José of the Dogs
Chicama, Peru
14 Agosto 2007
Ithaka, nascido Darin Papas no sul da Califórnia, é um artista autodidacta e multifacetado. Música, escrita, fotografia, escultura… “you name it”.
Descobri a música dele há alguns atrás, pela mão de um bom amigo, nomeadamente uma letra que ele dedica ao Zé Seabra, um respeitado surfista português. A música chama-se “Seabra is mad” e conta a história de uma viagem de surf à Madeira que os dois fizeram juntamente com o João Valente, director da revista Surf Portugal. Todas as suas músicas contam uma história e ouvi-las é, de facto, como ler um bom conto.

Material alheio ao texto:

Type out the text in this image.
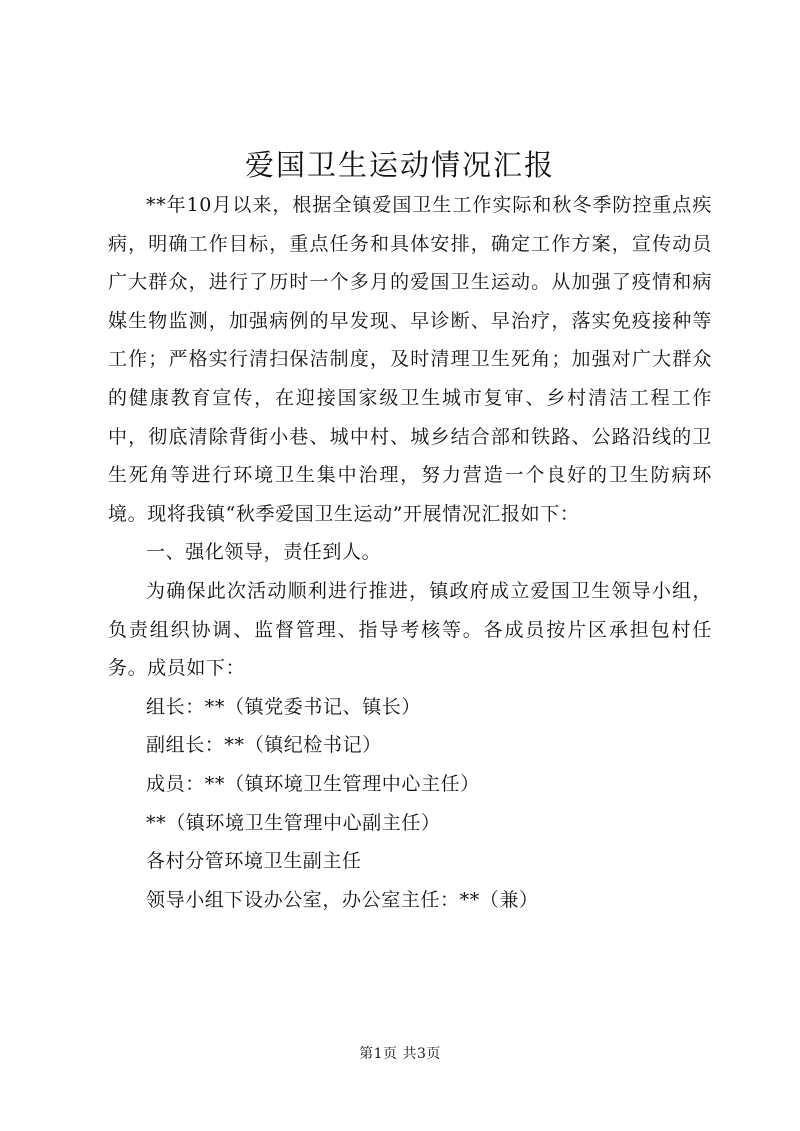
爱国卫生运动情况汇报

**年10月以来，根据全镇爱国卫生工作实际和秋冬季防控重点疾病，明确工作目标，重点任务和具体安排，确定工作方案，宣传动员广大群众，进行了历时一个多月的爱国卫生运动。从加强了疫情和病媒生物监测，加强病例的早发现、早诊断、早治疗，落实免疫接种等工作；严格实行清扫保洁制度，及时清理卫生死角；加强对广大群众的健康教育宣传，在迎接国家级卫生城市复审、乡村清洁工程工作中，彻底清除背街小巷、城中村、城乡结合部和铁路、公路沿线的卫生死角等进行环境卫生集中治理，努力营造一个良好的卫生防病环境。现将我镇“秋季爱国卫生运动”开展情况汇报如下：

一、强化领导，责任到人。

为确保此次活动顺利进行推进，镇政府成立爱国卫生领导小组，负责组织协调、监督管理、指导考核等。各成员按片区承担包村任务。成员如下：

组长：**（镇党委书记、镇长）

副组长：**（镇纪检书记）

成员：**（镇环境卫生管理中心主任）

**（镇环境卫生管理中心副主任）

各村分管环境卫生副主任

领导小组下设办公室，办公室主任：**（兼）

第1页 共3页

Ithaka tem passado bastante tempo em Portugal, onde inclusivamente já gravou um disco em que uma das canções se chama precisamente “N’ Portugal”. Ele gosta do nosso país e fez cá (aí) bons amigos!
No simples e frio restaurante de Chicama, um dos Canadianos chama a minha atenção para a filmagem do dia que está a ser reproduzida na televisão.
– Ei Portugal, it’s you! Buena ola!
Olho para cima e não gosto do que vejo. Tenho um estilo feio e pesado. Lento. Aquele roundhouse animal, afinal não foi mais do que uma preguiçosa manobra feita a três tempos. Não tenho vergonha, até porque boa parte dos filmados surfam o mesmo ou menos do que eu. Estamos ali para nos divertir, nada mais, mas prefiro nem ver o resto da onda. Lembro-me que a seguir vou passar uma boa secção por cima da espuma e prefiro manter intacta a fantasia de que mandei um grande floater!
Por outro lado, estou completamente absorvido pela revista que tenho à minha frente, pousada ao lado do prato de “pescado con agregado”. É o último número da revista americana Water, que algum gringo deve ter cá deixado, e um título nas últimas páginas reteve toda a minha concentração: “Zé dos Cães (José of the Dogs), by Ithaka – winter 1993.”

O artigo é uma história chegada à secretária de um editor da International Surf Magazine em 1993, “num envelope amarrotado desde Portugal” e que, mais uma vez, podia dar em música. Conta como o Darin Papas conheceu o Zé dos Cães numa viagem a Sagres, a forma como se deram bem desde o início e algumas aventuras passadas nas estradas e ondas do sudoeste algarvio, que me fizeram sentir algumas saudades. A história termina com o episódio do suposto ou imaginado suicídio do Zé na ponta de Sagres, uma fábula que rodou nas revistas portuguesas e que não tenho a certeza se já foi totalmente esclarecido.
Para além do mito e do mistério, nunca conheci o Zé dos Cães. Não conheço, senão de vista ou de ler em revistas, o Zé Seabra ou o João Antunes. E, com o João Valente, apenas troquei alguns emails simpáticos. Mas, naquela noite, pus a malta toda a ler o artigo sobre “os meus amigos lá de Portugal” e, no fim do jantar, pedi ao dono do restaurante para arrancar as três últimas folhas da revista.
Meio a sério, meio a brincar, também disse ao fotógrafo e cineasta de serviço para não me filmar mais. É que, aquele cutback lento e preguiçoso do vídeo soube-me muito bem dentro de água e foi segurado com estas perninhas que a terra há-de comer. E isso é que importa!